The difficulty for counties is the agreement that the GAA has in place with broadcasters that no matches can be streamed at the same time as a game is being televised live on TV.

That stipulation hasn’t stopped counties like Mayo previously showing live games on their own monetised online TV platform, as much as that behaviour has been frowned upon by central GAA authorities.

You would like to think Croke Park would give the go-ahead to counties to broadcast matches when they so wish.

On the first weekend of the club window, TG4 are showing Dublin and Wexford SHC games (Ballyboden St Enda’s-Kilmacud Crokes on Sunday, July 19 and two days before Oulart-the-Ballagh and St Martin’s). Two tasty games on a relatively quiet opening few days but the pick grows from the following weekend.

Thursdays and Friday championship fixtures are already populating club schedules as clubs are showing a flexibility that isn’t replicated at county level.

Asked if Friday fixtures were a runner for the inter-county championships, GAA director of player, club and games administration Feargal McGill said: “We won’t be having Friday night fixtures for the very simple reason that we remain a volunteer association.”

Hopefully, clubs aren’t pushed away from weekends because of contractual obligations.

Retirement of two kinds as Shane Dowling and Daniel St Ledger exit stage

Shane Dowling celebrates scoring a goal against Kilkenny at Nowlan Park in February 2019. Photo by Piaras Ó Mídheach/Sportsfile
Shane Dowling celebrates scoring a goal against Kilkenny at Nowlan Park in February 2019. Photo by Piaras Ó Mídheach/Sportsfile

In the space of three days, and over four months away from a ball being pucked or kicked in the Championship, the inter-county scene lost two of its most impressive players to retirement.

The premature end to Shane Dowling’s career with Limerick was poignant and made even more so by how he articulated that sadness.

As outspoken as he is, it wasn’t surprising that he found the words to convey his thoughts, but as one of the most fun-loving players around the contrast in his demeanour last week when confirming his exit was stark.

Dowling is one of purest strikers of the ball, his free-taking technique a thing of beauty, and his ability to manufacture scores with low percentage opportunities (the almost drop shot goal v Tipperary 2014, the one-handed point v Kilkenny later that year, the overhead point against the Cats and then the goals in the 2018 All-Ireland semi-finals and finals) make him one of the greatest stickmen of his generation.

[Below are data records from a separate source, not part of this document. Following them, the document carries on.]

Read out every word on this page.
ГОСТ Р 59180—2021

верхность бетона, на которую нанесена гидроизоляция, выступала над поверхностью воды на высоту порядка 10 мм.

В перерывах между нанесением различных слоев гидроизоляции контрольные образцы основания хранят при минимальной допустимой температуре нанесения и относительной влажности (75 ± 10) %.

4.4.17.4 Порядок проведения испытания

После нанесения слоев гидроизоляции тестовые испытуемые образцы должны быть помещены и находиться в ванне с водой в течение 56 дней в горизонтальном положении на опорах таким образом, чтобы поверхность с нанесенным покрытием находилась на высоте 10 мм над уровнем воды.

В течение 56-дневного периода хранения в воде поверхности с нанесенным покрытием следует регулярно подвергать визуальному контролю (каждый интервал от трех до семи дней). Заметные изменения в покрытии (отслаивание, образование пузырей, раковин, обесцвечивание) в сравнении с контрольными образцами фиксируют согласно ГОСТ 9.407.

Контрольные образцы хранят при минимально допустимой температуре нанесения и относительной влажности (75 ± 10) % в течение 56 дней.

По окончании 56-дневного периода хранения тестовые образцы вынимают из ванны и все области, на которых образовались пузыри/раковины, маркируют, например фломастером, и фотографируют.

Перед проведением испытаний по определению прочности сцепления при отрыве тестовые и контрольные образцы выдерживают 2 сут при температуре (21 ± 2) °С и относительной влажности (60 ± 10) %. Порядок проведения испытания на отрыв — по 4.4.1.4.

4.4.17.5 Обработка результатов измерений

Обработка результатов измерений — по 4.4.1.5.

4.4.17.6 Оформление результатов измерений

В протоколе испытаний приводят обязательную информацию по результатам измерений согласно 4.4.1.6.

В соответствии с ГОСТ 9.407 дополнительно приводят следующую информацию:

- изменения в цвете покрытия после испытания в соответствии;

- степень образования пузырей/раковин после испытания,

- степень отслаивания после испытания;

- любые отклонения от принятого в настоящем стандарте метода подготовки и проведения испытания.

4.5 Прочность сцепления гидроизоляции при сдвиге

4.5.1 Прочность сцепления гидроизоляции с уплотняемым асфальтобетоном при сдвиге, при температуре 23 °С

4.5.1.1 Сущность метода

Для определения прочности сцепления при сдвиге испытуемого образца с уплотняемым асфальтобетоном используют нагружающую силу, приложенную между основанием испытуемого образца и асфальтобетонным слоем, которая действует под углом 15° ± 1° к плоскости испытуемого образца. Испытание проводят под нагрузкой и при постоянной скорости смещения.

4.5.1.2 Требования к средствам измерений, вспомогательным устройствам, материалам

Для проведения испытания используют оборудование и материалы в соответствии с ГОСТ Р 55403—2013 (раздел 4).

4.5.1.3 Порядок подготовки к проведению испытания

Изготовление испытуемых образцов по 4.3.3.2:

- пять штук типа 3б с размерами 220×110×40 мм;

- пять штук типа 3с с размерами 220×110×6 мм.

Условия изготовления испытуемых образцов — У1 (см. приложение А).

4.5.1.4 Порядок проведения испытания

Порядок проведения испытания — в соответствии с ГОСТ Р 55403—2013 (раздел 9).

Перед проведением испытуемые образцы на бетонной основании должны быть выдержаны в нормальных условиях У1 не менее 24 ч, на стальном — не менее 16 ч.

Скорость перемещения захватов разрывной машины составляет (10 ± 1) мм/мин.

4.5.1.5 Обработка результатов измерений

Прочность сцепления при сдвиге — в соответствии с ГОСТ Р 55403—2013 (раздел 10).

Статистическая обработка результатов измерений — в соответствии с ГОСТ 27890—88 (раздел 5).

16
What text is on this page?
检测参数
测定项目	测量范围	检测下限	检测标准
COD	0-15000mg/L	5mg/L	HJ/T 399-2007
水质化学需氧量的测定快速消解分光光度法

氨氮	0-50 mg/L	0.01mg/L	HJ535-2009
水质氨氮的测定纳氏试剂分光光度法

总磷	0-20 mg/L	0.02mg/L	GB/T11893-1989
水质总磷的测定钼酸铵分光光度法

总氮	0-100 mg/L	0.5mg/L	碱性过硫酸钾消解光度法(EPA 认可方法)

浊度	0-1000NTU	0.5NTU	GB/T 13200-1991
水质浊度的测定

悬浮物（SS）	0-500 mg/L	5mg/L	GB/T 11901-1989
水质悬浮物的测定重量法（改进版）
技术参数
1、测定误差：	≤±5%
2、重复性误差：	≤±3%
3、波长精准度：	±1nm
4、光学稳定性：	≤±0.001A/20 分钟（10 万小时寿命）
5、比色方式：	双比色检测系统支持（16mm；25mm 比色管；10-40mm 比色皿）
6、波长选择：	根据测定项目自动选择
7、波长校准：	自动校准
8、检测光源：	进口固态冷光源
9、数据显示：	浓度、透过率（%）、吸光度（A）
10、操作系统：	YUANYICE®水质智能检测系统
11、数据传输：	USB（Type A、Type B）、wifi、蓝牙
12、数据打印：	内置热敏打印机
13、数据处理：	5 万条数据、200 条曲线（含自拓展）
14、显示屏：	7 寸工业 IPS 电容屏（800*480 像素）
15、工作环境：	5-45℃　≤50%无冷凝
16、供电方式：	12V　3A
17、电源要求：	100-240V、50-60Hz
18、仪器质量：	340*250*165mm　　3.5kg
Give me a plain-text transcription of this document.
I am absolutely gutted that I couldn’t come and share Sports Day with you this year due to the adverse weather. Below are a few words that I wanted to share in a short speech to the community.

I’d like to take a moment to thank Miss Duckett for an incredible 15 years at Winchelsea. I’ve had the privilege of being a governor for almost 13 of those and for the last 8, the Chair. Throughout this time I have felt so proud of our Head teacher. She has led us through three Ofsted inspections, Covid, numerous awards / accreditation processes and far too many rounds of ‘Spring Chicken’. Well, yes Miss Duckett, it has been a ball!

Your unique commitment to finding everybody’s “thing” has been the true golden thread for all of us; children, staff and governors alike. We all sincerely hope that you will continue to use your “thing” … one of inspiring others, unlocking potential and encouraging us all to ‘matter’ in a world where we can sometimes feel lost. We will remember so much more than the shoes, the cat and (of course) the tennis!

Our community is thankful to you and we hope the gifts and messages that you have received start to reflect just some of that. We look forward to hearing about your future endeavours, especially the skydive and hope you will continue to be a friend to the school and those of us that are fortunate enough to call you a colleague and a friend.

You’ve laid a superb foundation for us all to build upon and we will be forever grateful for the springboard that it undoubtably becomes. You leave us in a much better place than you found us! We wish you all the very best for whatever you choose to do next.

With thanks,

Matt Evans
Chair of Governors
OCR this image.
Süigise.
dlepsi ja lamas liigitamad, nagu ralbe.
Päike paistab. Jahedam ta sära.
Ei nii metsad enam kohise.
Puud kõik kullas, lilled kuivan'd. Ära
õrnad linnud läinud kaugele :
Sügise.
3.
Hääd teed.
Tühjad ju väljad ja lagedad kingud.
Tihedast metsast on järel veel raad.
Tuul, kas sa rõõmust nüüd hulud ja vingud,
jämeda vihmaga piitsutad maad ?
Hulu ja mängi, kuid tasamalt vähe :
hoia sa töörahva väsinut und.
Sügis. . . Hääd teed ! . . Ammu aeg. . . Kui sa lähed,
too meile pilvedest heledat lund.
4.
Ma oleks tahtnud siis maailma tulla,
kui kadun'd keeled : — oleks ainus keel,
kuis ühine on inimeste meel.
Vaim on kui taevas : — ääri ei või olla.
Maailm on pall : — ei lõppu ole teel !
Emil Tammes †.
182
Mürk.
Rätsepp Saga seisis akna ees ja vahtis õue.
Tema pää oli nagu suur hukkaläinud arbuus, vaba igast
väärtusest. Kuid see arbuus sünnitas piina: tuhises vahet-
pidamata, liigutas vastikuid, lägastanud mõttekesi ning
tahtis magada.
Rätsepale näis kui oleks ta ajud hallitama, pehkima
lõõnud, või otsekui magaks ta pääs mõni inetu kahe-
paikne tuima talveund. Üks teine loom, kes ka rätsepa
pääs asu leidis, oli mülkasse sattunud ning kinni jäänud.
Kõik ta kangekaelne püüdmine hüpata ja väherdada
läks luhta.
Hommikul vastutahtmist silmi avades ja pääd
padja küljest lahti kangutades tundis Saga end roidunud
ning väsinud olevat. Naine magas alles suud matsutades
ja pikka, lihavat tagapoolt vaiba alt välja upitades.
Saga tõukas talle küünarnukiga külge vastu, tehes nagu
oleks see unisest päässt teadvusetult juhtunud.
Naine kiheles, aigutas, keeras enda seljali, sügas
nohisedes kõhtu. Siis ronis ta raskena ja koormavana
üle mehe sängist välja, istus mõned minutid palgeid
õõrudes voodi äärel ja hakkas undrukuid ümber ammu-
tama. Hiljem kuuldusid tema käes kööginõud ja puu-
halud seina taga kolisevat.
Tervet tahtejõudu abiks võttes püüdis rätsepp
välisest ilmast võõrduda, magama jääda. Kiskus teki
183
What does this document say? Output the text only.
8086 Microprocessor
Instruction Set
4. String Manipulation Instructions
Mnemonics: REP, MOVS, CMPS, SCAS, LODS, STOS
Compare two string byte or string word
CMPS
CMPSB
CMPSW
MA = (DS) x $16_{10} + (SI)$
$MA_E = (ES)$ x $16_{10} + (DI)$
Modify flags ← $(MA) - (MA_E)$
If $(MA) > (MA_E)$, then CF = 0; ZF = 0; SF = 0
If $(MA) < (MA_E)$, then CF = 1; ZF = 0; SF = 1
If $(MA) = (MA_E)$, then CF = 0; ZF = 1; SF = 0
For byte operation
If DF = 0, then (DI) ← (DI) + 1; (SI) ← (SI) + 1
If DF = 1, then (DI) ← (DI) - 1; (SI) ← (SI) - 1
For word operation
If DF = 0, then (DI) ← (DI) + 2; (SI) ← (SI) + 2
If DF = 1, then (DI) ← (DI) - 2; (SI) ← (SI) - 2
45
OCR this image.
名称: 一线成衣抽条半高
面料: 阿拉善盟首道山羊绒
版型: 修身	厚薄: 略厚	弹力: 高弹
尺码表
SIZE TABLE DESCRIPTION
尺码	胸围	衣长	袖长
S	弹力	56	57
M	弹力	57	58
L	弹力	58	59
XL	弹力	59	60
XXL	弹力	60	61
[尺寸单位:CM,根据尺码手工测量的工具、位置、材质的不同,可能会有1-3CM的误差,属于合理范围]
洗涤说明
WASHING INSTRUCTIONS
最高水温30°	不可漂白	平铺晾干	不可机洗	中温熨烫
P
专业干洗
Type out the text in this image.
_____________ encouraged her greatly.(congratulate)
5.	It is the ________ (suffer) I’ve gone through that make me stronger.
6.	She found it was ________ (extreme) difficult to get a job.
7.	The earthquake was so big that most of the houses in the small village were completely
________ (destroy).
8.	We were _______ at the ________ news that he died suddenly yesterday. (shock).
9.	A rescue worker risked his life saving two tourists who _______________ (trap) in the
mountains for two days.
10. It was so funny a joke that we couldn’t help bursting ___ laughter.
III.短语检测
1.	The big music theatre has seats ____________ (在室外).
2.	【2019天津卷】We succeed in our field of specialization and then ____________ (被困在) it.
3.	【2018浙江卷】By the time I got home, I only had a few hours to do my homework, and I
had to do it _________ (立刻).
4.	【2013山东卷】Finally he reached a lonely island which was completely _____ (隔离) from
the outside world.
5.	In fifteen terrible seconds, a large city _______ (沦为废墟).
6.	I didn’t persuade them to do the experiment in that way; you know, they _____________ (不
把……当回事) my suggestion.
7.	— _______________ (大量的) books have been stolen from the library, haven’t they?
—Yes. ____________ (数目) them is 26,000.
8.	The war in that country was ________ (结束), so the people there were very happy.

Dowling would probably look at Daniel St Ledger and think thst even though the Carlow stalwart won little in the way of silverware he was the lucky one, able to call time on his career after 13 years, five seasons more than the Na Piarsaigh man.

St Ledger might argue he would have preferred more of his time to have been on Broadway like Dowling but the dedication that was shown by the Kildavin/Clonegal man, given his Championship debut was a 20-point defeat to Meath in 2009, stands to his character.

Regardless of fortune or duration, both Dowling and St Ledger served their counties sterlingly.